A blog post from AppsFlyer’s CEO asserts that the terms of the investment prevent any single company from influencing the logic of AppsFlyer’s core attribution product. From the post (emphasis mine):
What this means in practice is simple. No investor receives preferential treatment in AppsFlyer’s APIs, measurement signals, attribution logic, or commercial terms. Our customers continue to control which partners they work with and the permissions and access they grant each of them, exactly as they do today. AppsFlyer is structurally independent, with backing by investors across the ecosystem …
And in a rapidly changing industry, the things that do not change matter most. We call them our invariants: (i) Customer obsession, (ii) Security and privacy, (iii) Data accuracy, and (iv) Enabling ecosystem innovation. They guided AppsFlyer through every major shift in the ecosystem, and they remain the foundation of everything we build. They are exactly where they have always been.
Bloomberg reported in June 2024 that AppsFlyer had recruited banks to pursue an IPO. In August 2025, Calcalist reported that the company was in talks to be acquired by private equity firms for $3.5BN; in March of this year, the same outlet reported that advanced talks to sell the company to Apollo and Fortissimo at a $1.9BN valuation had collapsed.

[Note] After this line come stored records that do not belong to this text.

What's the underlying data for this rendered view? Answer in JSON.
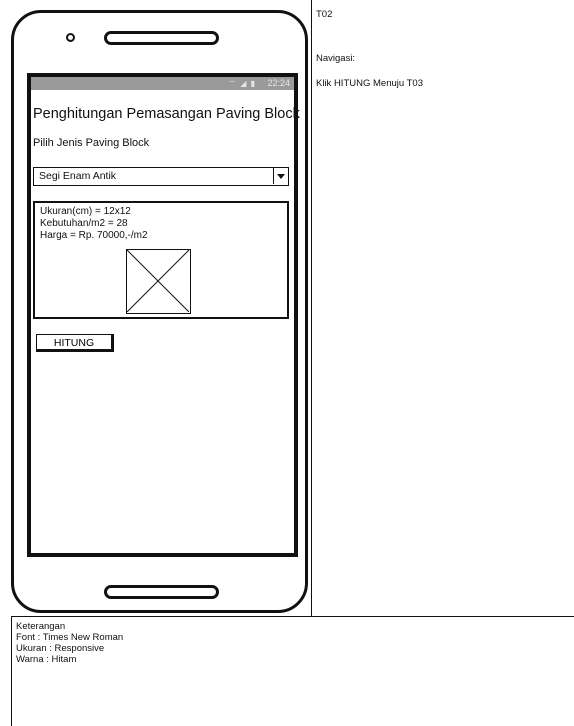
{
  "phone": {
    "status_time": "22:24",
    "status_icons": "⌔ ◢ ▮"
  },
  "app": {
    "title": "Penghitungan Pemasangan Paving Block",
    "subtitle": "Pilih Jenis Paving Block",
    "select_value": "Segi Enam Antik",
    "info": {
      "ukuran": "Ukuran(cm) = 12x12",
      "kebutuhan": "Kebutuhan/m2 = 28",
      "harga": "Harga = Rp. 70000,-/m2"
    },
    "button_label": "HITUNG"
  },
  "right_panel": {
    "page_id": "T02",
    "nav_heading": "Navigasi:",
    "nav_text": "Klik HITUNG Menuju T03"
  },
  "notes": {
    "heading": "Keterangan",
    "font": "Font : Times New Roman",
    "ukuran": "Ukuran : Responsive",
    "warna": "Warna : Hitam"
  }
}
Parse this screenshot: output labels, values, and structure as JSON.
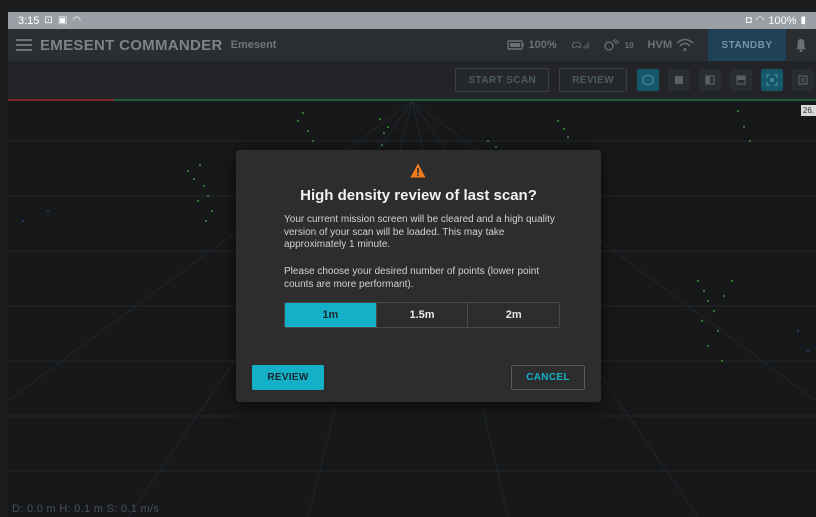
{
  "status_bar": {
    "time": "3:15",
    "battery_text": "100%"
  },
  "app_bar": {
    "title": "EMESENT COMMANDER",
    "subtitle": "Emesent",
    "battery_level": "100%",
    "gnss_count": "10",
    "network_label": "HVM",
    "state_label": "STANDBY"
  },
  "toolbar": {
    "start_scan_label": "START SCAN",
    "review_label": "REVIEW"
  },
  "viewport": {
    "scale_badge": "26.",
    "readout": "D: 0.0 m  H: 0.1 m  S: 0.1 m/s"
  },
  "dialog": {
    "title": "High density review of last scan?",
    "body_1": "Your current mission screen will be cleared and a high quality version of your scan will be loaded. This may take approximately 1 minute.",
    "body_2": "Please choose your desired number of points (lower point counts are more performant).",
    "options": [
      "1m",
      "1.5m",
      "2m"
    ],
    "selected_option": "1m",
    "review_label": "REVIEW",
    "cancel_label": "CANCEL"
  },
  "colors": {
    "accent": "#13b0c7",
    "warning": "#f07b1d",
    "standby_bg": "#1f4258"
  }
}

Mobile measurement platforms are often denoted as Mobile Measurement Partners, or MMPs; the provenance of that term is that Meta (then, Facebook) created the MMP program to establish a small number of firms as being officially authorized to interface with its measurement API to attribute app installs. I provide a brief history of app install attribution in The coming war between Apple and Facebook, published in January 2017, and the MMP program specifically in Why aren’t MMPs included in Apple’s Required Privacy Manifests SDK list? (see also the App Tracking Transparency Codex for more context). The full list of official MMPs can be found here; of these companies, AppsFlyer is almost certainly the largest, with Adjust, which is owned by AppLovin, likely the second-largest.

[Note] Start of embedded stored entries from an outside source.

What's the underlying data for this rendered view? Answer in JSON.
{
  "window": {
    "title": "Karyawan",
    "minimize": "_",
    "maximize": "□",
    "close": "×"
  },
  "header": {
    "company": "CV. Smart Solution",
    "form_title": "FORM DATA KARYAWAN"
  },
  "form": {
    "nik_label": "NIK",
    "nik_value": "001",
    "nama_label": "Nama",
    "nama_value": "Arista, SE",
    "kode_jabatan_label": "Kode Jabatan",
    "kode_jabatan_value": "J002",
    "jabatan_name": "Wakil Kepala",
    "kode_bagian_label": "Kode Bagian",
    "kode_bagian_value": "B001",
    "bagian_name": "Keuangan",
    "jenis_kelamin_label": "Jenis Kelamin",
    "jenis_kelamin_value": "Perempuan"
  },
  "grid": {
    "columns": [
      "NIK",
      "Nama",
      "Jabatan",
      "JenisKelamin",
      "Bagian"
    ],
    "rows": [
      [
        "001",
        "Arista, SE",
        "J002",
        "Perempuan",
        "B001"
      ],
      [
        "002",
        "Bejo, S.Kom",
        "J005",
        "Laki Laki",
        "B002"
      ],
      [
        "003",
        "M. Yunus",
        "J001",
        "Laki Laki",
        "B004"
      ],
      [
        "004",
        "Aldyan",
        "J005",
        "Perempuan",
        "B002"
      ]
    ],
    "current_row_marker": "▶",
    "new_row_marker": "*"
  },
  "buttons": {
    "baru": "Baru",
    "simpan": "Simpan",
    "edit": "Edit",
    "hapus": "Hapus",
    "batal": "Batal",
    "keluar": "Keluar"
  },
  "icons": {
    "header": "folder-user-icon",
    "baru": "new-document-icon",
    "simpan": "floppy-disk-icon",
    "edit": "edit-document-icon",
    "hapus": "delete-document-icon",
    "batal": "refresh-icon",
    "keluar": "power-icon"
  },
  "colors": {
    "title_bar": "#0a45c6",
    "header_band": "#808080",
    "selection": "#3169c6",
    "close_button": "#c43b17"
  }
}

That context helps to explain why Meta, Google, Moloco, and Unity would want to invest in AppsFlyer. If AppsFlyer’s existing investors were unwilling to transact at the $1.9BN valuation discussed in the failed Apollo / Fortissimo negotiations, then the company, which is profitable on roughly $500MM in ARR, might have been acquired by a buyer that would have jeopardized its core operating neutrality. In this way, these companies are likely investing in AppsFlyer to allow its previous investors to cash out while also ensuring that AppsFlyer maintains its independence, such that their own interests are protected.
The Panic of 1907 occurred when a failed attempt to corner the stock of the United Copper Company triggered bank and trust company runs, threatening the stability of the US financial system. In response, the banker John Pierpont Morgan organized a rescue syndicate of National City Bank, First National Bank, and other large New York banks. The syndicate pooled funds to support the most vulnerable firms, including the Trust Company of America and Moore & Schley. The crisis highlighted the need for a formal lender of last resort and led directly to the creation of the Federal Reserve System in 1913; it is often cited as an early example of the “too big to (let) fail” phenomenon, although that phrase wasn’t coined until 1984.

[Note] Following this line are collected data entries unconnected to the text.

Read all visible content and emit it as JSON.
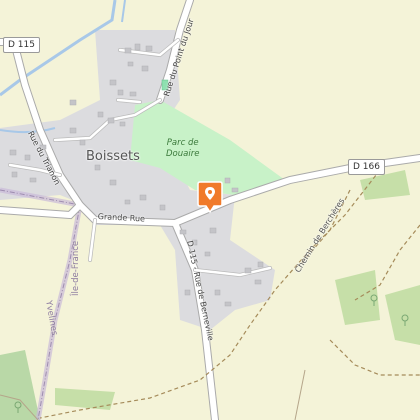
{
  "map": {
    "town": "Boissets",
    "park": [
      "Parc de",
      "Douaire"
    ],
    "roads": {
      "d115_shield": "D 115",
      "d166_shield": "D 166",
      "d115_label": "D 115 - Rue de Berneville",
      "rue_trianon": "Rue du Trianon",
      "grande_rue": "Grande Rue",
      "rue_point_du_jour": "Rue du Point du Jour",
      "chemin_bercheres": "Chemin de Berchères"
    },
    "regions": {
      "ile_de_france": "Île-de-France",
      "yvelines": "Yvelines"
    },
    "marker": {
      "icon": "map-pin-icon",
      "color": "#f07a2a"
    }
  }
}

AppsFlyer is too big to let fail. Had AppsFlyer been sold to an acquirer that didn’t value attribution neutrality, the mobile app ecosystem would have been compromised. Because AppsFlyer sits at the center of measurement workflows for a substantial portion of the app ecosystem, its neutrality is arguably more important than that of any other independent infrastructure provider in mobile advertising. This is especially poignant now, just weeks after Apple’s WWDC conference, in which Apple didn’t even provide an update on its AdAttributionKit (AAK) framework.
In this sense, the transaction can be viewed as a form of defensive neutrality: ecosystem participants collectively paying to preserve the independence of a critical piece of shared infrastructure. Meta, Google, Unity, and Moloco seem to be treating AppsFlyer as an indispensable utility they can’t afford to see either degrade its service or be absorbed into an entity that could undermine its neutrality.